OS SAPATOS DO HONORATO
Criação de Adalberto Pereira
Seu Honorato era um cidadão pacato, nascido e criado na Vila “Recanto do Sabiá”. Tinha um coração de ouro; não podia ver alguém passando necessidade, que logo procurava ajudar dentro de suas limitações.
Com 18 anos, tomo como esposa a jovem Clarice, uma das mais belas donzelas da região e bastante cobiçada pelos rapazes ali residentes. Mas nem ele mesmo sabia dizer por que ela deu preferência a ele. Coisa de Deus, respondia ele ao ser questionado.
Daquele feliz casamento nasceram três filhos: um menino e duas meninas. Uma criação exemplar fez dos filhos pessoas bastante respeitadas e muito queridas. Na escola, eram motivos de admiração pelos professores, que sempre os citava como bons exemplos.
A casa do Honorato era muito visitada e a vizinhança passava momentos agradáveis, ouvindo histórias e conselhos do casal. Alguns levavam até literaturas de cordel para d. Clarice ler com sua voz doce e suave. E isso varavam as madrugadas.
Os anos passaram, os filhos cresceram, casaram e deram netos ao casal Honorato e Clarice. Os netos cresceram e sempre iam para a casa dos avós, esperando seu Honorato chegar da roça para contar engraçadas histórias. Da cozinha, d. Clarice ria em silêncio feliz com o carinho como os netos os tratavam.

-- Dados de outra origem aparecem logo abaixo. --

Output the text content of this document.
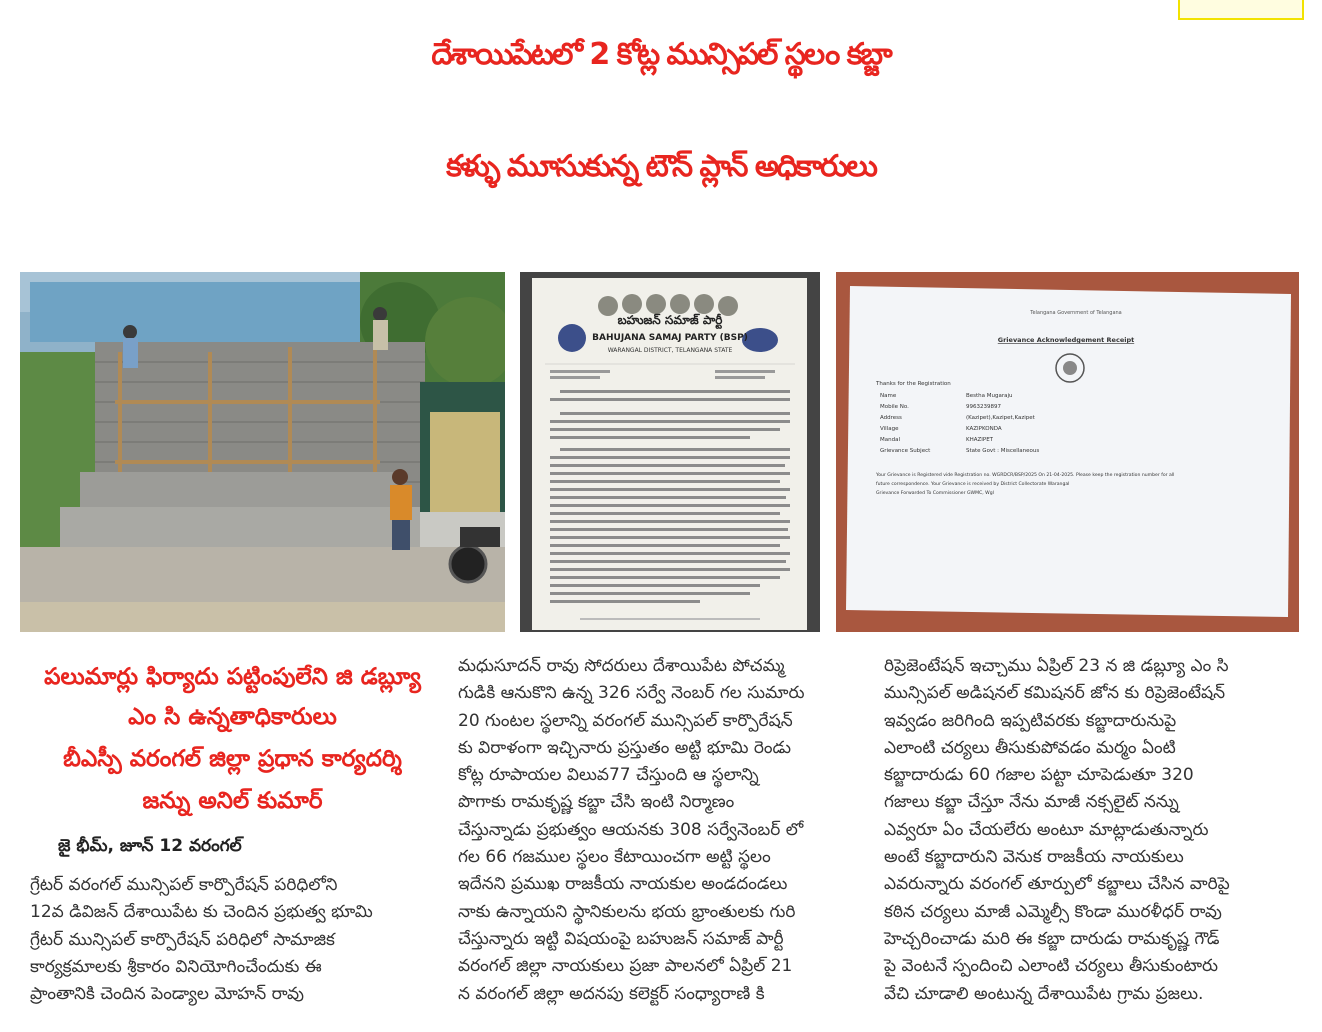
దేశాయిపేటలో 2 కోట్ల మున్సిపల్ స్థలం కబ్జా
కళ్ళు మూసుకున్న టౌన్ ప్లాన్ అధికారులు
బహుజన్ సమాజ్ పార్టీ
BAHUJANA SAMAJ PARTY (BSP)
WARANGAL DISTRICT, TELANGANA STATE
Telangana Government of Telangana
Grievance Acknowledgement Receipt
Thanks for the Registration
Name	Bestha Mugaraju
Mobile No.	9963239897
Address	(Kazipet),Kazipet,Kazipet
Village	KAZIPKONDA
Mandal	KHAZIPET
Grievance Subject	State Govt : Miscellaneous
Your Grievance is Registered vide Registration no. WGRDCR/BSP/2025 On 21-04-2025. Please keep the registration number for all
future correspondence. Your Grievance is received by District Collectorate Warangal
Grievance Forwarded To Commissioner GWMC, Wgl
పలుమార్లు ఫిర్యాదు పట్టింపులేని జి డబ్ల్యూ
ఎం సి ఉన్నతాధికారులు
బీఎస్పీ వరంగల్ జిల్లా ప్రధాన కార్యదర్శి
జన్ను అనిల్ కుమార్
జై భీమ్, జూన్ 12 వరంగల్
గ్రేటర్ వరంగల్ మున్సిపల్ కార్పొరేషన్ పరిధిలోని
12వ డివిజన్ దేశాయిపేట కు చెందిన ప్రభుత్వ భూమి
గ్రేటర్ మున్సిపల్ కార్పొరేషన్ పరిధిలో సామాజిక
కార్యక్రమాలకు శ్రీకారం వినియోగించేందుకు ఈ
ప్రాంతానికి చెందిన పెండ్యాల మోహన్ రావు
మధుసూదన్ రావు సోదరులు దేశాయిపేట పోచమ్మ
గుడికి ఆనుకొని ఉన్న 326 సర్వే నెంబర్ గల సుమారు
20 గుంటల స్థలాన్ని వరంగల్ మున్సిపల్ కార్పొరేషన్
కు విరాళంగా ఇచ్చినారు ప్రస్తుతం అట్టి భూమి రెండు
కోట్ల రూపాయల విలువ77 చేస్తుంది ఆ స్థలాన్ని
పొగాకు రామకృష్ణ కబ్జా చేసి ఇంటి నిర్మాణం
చేస్తున్నాడు ప్రభుత్వం ఆయనకు 308 సర్వేనెంబర్ లో
గల 66 గజముల స్థలం కేటాయించగా అట్టి స్థలం
ఇదేనని ప్రముఖ రాజకీయ నాయకుల అండదండలు
నాకు ఉన్నాయని స్థానికులను భయ భ్రాంతులకు గురి
చేస్తున్నారు ఇట్టి విషయంపై బహుజన్ సమాజ్ పార్టీ
వరంగల్ జిల్లా నాయకులు ప్రజా పాలనలో ఏప్రిల్ 21
న వరంగల్ జిల్లా అదనపు కలెక్టర్ సంధ్యారాణి కి
రిప్రెజెంటేషన్ ఇచ్చాము ఏప్రిల్ 23 న జి డబ్ల్యూ ఎం సి
మున్సిపల్ అడిషనల్ కమిషనర్ జోన కు రిప్రెజెంటేషన్
ఇవ్వడం జరిగింది ఇప్పటివరకు కబ్జాదారునుపై
ఎలాంటి చర్యలు తీసుకుపోవడం మర్మం ఏంటి
కబ్జాదారుడు 60 గజాల పట్టా చూపెడుతూ 320
గజాలు కబ్జా చేస్తూ నేను మాజీ నక్సలైట్ నన్ను
ఎవ్వరూ ఏం చేయలేరు అంటూ మాట్లాడుతున్నారు
అంటే కబ్జాదారుని వెనుక రాజకీయ నాయకులు
ఎవరున్నారు వరంగల్ తూర్పులో కబ్జాలు చేసిన వారిపై
కఠిన చర్యలు మాజీ ఎమ్మెల్సీ కొండా మురళీధర్ రావు
హెచ్చరించాడు మరి ఈ కబ్జా దారుడు రామకృష్ణ గౌడ్
పై వెంటనే స్పందించి ఎలాంటి చర్యలు తీసుకుంటారు
వేచి చూడాలి అంటున్న దేశాయిపేట గ్రామ ప్రజలు.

Era um dia de sábado, quando seu Honorato montou no cavalo “Faísca” para ir à feira, como sempre o fazia. Mas não saía antes de ouvir os pedidos dos netinhos, que acenavam para o avô até desaparecer na curva da estrada.
Entre as compras costumeiras, estavam um par de sapatos 38, uma saia plissada para a mulher, umas blusinhas e algumas balinhas e pirulitos para os netinhos; uma camisa para o filho do compadre Néco de Luzia e uma caixa de chocolates para os três filhos.
Sentou um pouco na calçada da bodega do amigo Zeca Lucena para falar de coisas concernentes à vida na roça. Olhou pro céu e disse: Vixi, o sol já se escondeu, gente! Levantou-se, montou o “Faísca” e se mandou em busca de casa.
De repente, viu sair de dentro do matagal, dois sujeitos maus encarados, que foram logo gritando:
- Passa pra cá o dinheiro, velho gagá!
Sem reagir, Honorato apenas disse que só lavava comida e que não tinha sobrado um vintém sequer.
Um dos malandros, olhando para um saco diferente perguntou:
- E o que você tem aí, dentro desse saco, velho idiota?
Com a voz calma, e tentando esconder o nervosismo, ele disse:
- Aqui eu levo dois trinta e oito e umas balinhas para…
Sem ouvir o resto do relato, e bastante amedrontados, os dois facínoras deram meia volta e saíram em disparada desaparecendo no matagal, deixando a vítima sem entender patavina.
Em casa, ao contar o ocorrido, todos dispararam numa sonora gargalhada e explicaram ao Honorato que os bandidos pensavam se tratar de dois revólveres calibre 38 e de balas para as armas.
Essa história passou a fazer parte do já vasto repertório do Honorato, que a contava com jeito de cabra valente, como se fosse dela o grande herói!